[1] viXra:2004.0166 [pdf] submitted on 2020-04-07 19:55:23
Authors: Stefan Bereza
Comments: 9 Pages.
This seemingly trivial problem has been apparently still unsolved [3].
If a point P is set in a plane's irrational place (be it inside or outside the square), then at least one
of the four distances P to vertices must be irrational.
If the point P is inside the square and set in a plane's rational place and all four P to vertices
distances are assumed rational, then these distances form hypotenuses of Pythagorean triangles.

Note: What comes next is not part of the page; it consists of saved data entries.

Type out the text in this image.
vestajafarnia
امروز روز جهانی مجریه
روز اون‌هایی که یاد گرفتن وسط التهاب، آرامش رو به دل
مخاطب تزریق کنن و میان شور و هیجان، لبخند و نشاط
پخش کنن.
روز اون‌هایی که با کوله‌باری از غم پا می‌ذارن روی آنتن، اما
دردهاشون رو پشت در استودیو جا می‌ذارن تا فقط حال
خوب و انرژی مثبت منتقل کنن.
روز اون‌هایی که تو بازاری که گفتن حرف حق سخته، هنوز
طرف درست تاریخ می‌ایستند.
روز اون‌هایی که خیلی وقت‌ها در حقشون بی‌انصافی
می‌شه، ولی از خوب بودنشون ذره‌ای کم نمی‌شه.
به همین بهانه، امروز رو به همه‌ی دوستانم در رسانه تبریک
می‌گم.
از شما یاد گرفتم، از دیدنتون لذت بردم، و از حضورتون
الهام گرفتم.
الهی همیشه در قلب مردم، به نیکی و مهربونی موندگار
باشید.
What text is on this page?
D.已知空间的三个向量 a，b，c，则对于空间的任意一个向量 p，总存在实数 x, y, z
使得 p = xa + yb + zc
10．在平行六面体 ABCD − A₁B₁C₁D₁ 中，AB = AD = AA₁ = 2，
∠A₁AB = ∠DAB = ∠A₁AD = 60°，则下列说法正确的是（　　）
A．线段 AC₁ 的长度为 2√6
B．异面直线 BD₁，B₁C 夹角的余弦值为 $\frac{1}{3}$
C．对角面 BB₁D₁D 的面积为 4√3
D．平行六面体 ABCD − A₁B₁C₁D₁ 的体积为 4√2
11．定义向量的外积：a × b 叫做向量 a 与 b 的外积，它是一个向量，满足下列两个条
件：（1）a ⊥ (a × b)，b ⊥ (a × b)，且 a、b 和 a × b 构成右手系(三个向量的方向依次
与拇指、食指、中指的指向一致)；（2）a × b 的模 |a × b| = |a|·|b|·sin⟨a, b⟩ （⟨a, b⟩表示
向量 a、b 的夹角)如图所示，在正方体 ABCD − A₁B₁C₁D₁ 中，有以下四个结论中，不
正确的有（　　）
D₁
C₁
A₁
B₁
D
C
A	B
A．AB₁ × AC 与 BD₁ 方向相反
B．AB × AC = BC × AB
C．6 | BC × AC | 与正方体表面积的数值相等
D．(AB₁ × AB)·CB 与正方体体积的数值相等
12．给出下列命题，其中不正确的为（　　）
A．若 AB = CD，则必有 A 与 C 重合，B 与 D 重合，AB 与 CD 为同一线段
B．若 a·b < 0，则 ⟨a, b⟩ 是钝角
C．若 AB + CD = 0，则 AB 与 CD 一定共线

The distances are - at the same time - hypotenuses of other triangles: triangles formed by
irrational legs which are "compatible" with the diagonals of the square (and, of course, not
measurable with rational units). Calculation shows that these hypotenuses, if assumed rational,
must be all even integers. Since primitive Pythagorean triangles must have odd hypotenuses [1],
those triangles are not primitive and should be simplified by division by two. After the first (and
all subsequent) divisions the situation doesn't change, the hypotenuses remain even integers and
thus divisible by two. That infinite divisibility can be considered as reductio ad absurdum -
- a kind of a proof of infinite descent introduced by Fermat [2]. For the point on the border the
proof is rather trivial; for the (rationally set) point outside the square other sets of triangles are
used to disprove by infinite descent the assumption that the distances can be all rational.